IKEA developed the recombination ability via learning by doing. If necessary, IKEA redesigns its products to local habits and demands and is also able to adapt its routines. For example, for the Chinese market, they even offered assembly services, because the labor costs are that low over there. The IKEA concept of form, function and price is unique. Especially their consequent attitude that all their products in all aspect meet their requirements. For example, if it is not possible to fit a design product to pack it efficiently in a box, it has to be redesigned, or canceled. . How did IKEA diversify? IKEA did diversify both product wise as well as expanding globally. The company decided to focus on special target groups, for example children and Young families. IKEA diversified also by introducing a new line of kitchen appliances. Their global difersification was made posiible by Ikea’s strategy of trusting the intuition of its (local) staff (decentralization with the ability to even adapt product to local requirements), combined with their extensive internal training programs. They even gave up on central, internal budgeting.
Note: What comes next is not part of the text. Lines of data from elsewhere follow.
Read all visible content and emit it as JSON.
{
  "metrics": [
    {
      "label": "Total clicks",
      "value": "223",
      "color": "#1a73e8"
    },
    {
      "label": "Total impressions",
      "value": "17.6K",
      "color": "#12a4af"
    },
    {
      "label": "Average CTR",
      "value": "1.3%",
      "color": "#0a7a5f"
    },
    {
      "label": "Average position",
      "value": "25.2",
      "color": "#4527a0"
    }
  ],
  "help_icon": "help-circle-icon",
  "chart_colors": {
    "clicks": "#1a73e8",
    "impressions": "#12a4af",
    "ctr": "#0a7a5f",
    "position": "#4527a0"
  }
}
The locals only had to meet a fixed ratio of costs to turnover. A key factor for Ikea’s international success is also the founding of Inter IKEA Systems BV. They introduced a personal interest from the local managements by making them franchisees. Doing this IKEA initiate a strong internal competition. IKEA succeeded in diversifying while they retained their focus on low-cost strategy. 3. How did IKEA expand internationally? How has the firm maintained a focus on core competencies while simultaneously adapting to local needs in host countries?
IKEA started to expand internationally in 1963, opening its first international store in Norway. It focused in the 1960s and 1970s on the European market. In its European expansion, IKEA used the same products and the same operational formulae. In Europe it was not necessary to change to adapt to local needs. However in America did the lack of adaption to the local market caused serious problems at the beginning. Some of the products did not appeal to American customers. For example, many Americans use bedroom chests to store sweaters, but the IKEA chests were too shallow.
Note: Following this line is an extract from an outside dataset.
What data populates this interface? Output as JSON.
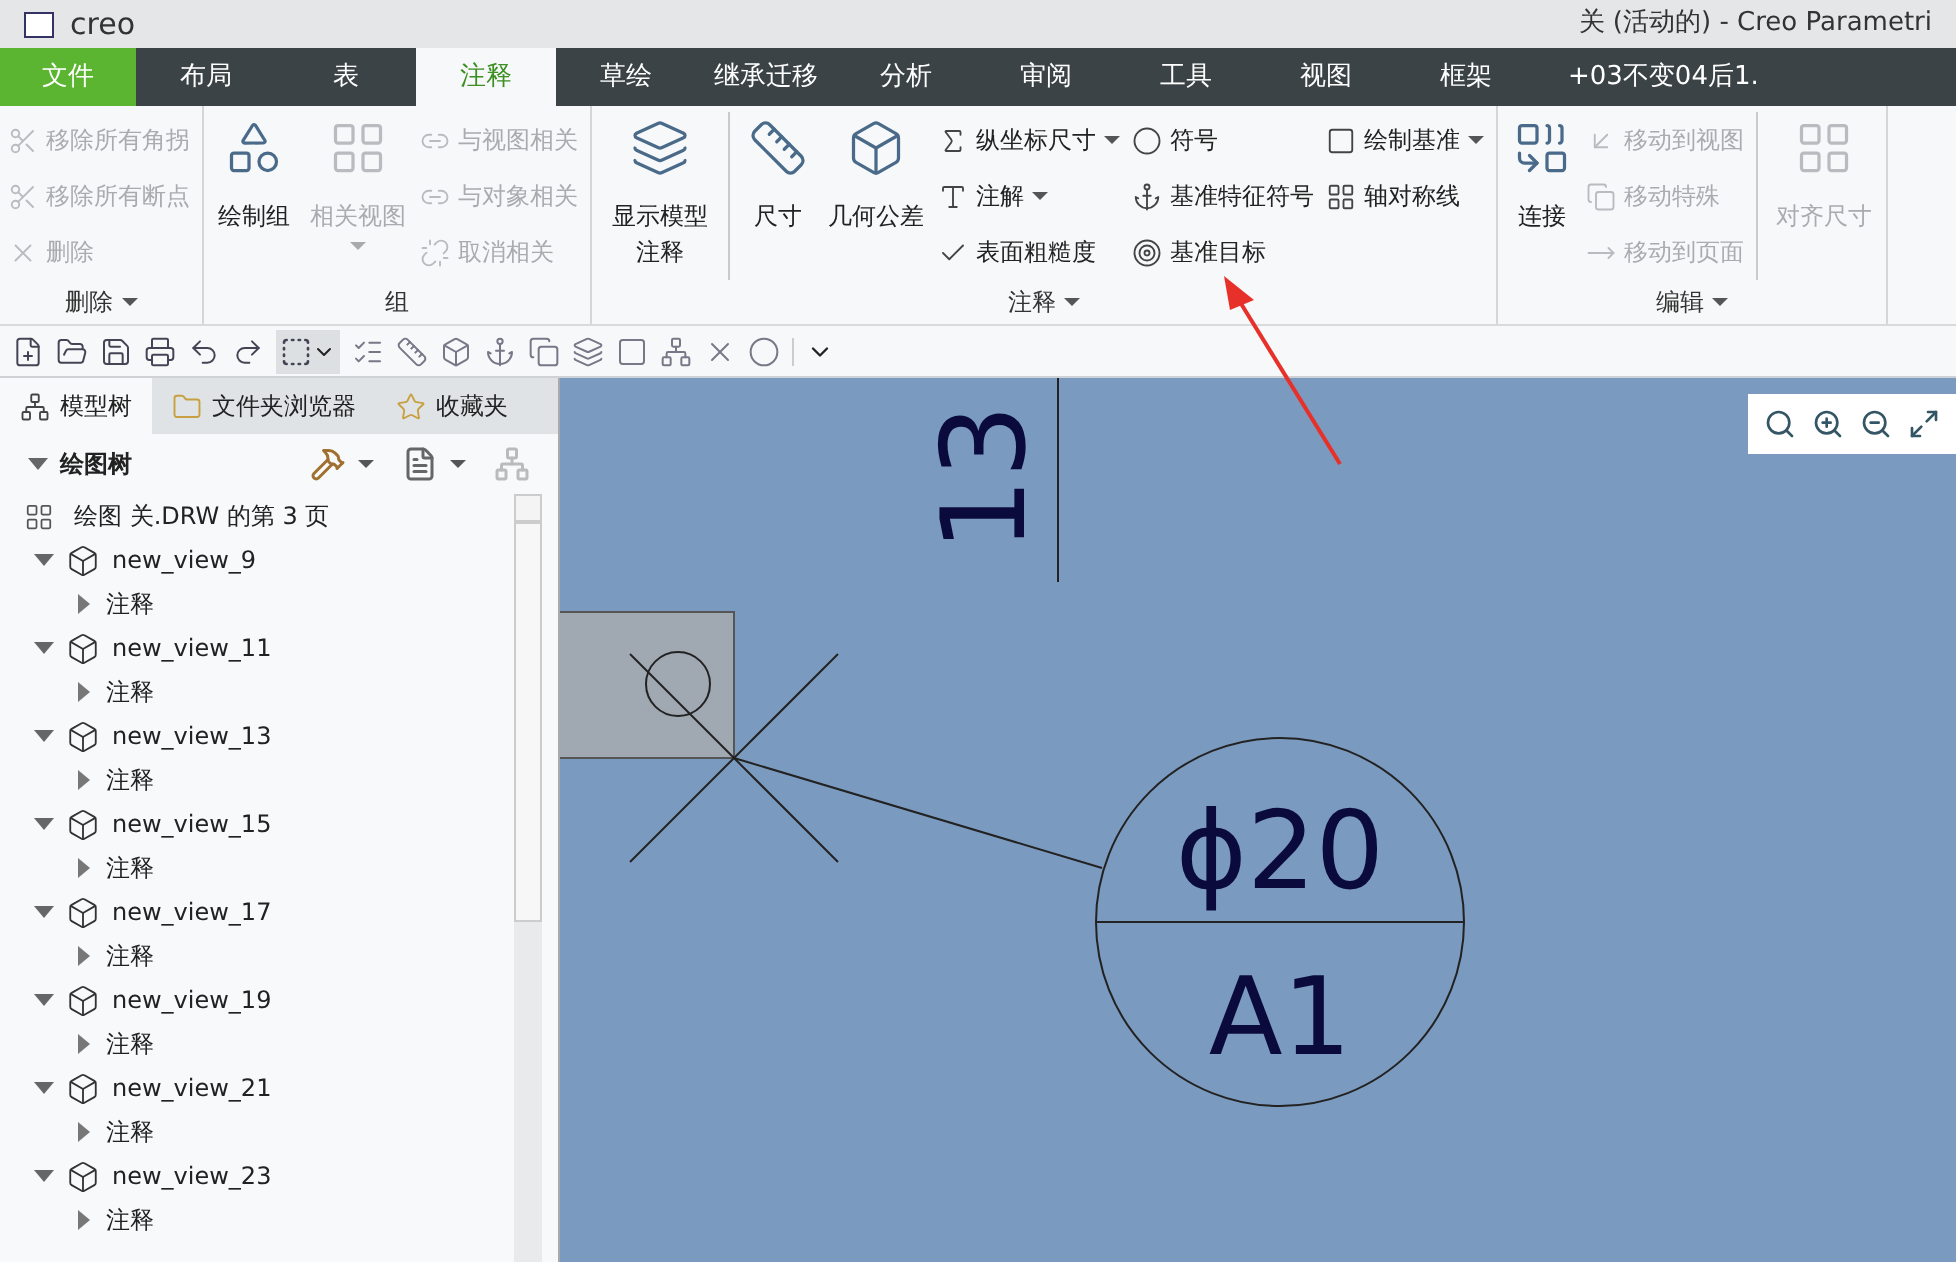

They maintained on core competencies because IKEA stuck with its low-price focus even when they were adapting to the local market. For instance they reduced marketing and logistics cost by concentrating several stores in the same area. In the US, IKEA started with four stores in the Philadelphia/ Washington DC/ New Jersey area to facilitate shipping products from the central warehouse to these stores. 4. Can you provide an update on IKEA’s core competencies, using materials available on the web? (http://www. b2binternational. om/publications/white-papers/differentiation/ ) According to Michael Porter you can see how the core competencies ‘network’ with each other by creating an activity-system map. This is illustrated below in an activity-system map for Ikea. ‘’In the case of Ikea, for example, it may be that the principal segment are customers who like the convenience of being able to drive to a store, park, make their choice and drive away with their furniture. However, there may be others who do not value these competences but who like the simple Scandinavian designs sold by the store.
They may not want to drive out to the store and therefore eschew the core competence of the self selection at the store. Market research can be used to map out customers’ and potential customers’ needs so that they can be compared and aligned with the supplier’s core competences. The second group of customers could potentially be satisfied by an online offer or a telephone service which helps them make their choice’’ This is a quote from the same internet-site b2binternational.
IKEA still has the low manufacturing costs and also the limited customer service as mentioned before. Other core competencies are that they still have the self-selection by customers, but it depends on the customer if they like this concept or not. There are also a lot of people who like the simple Scandinavian design sold by IKEA. IKEA’s core competencies actually are still the same as a few years ago but a change is that customers can also be satisfied by an online offer or telephone service which helps them make their choice.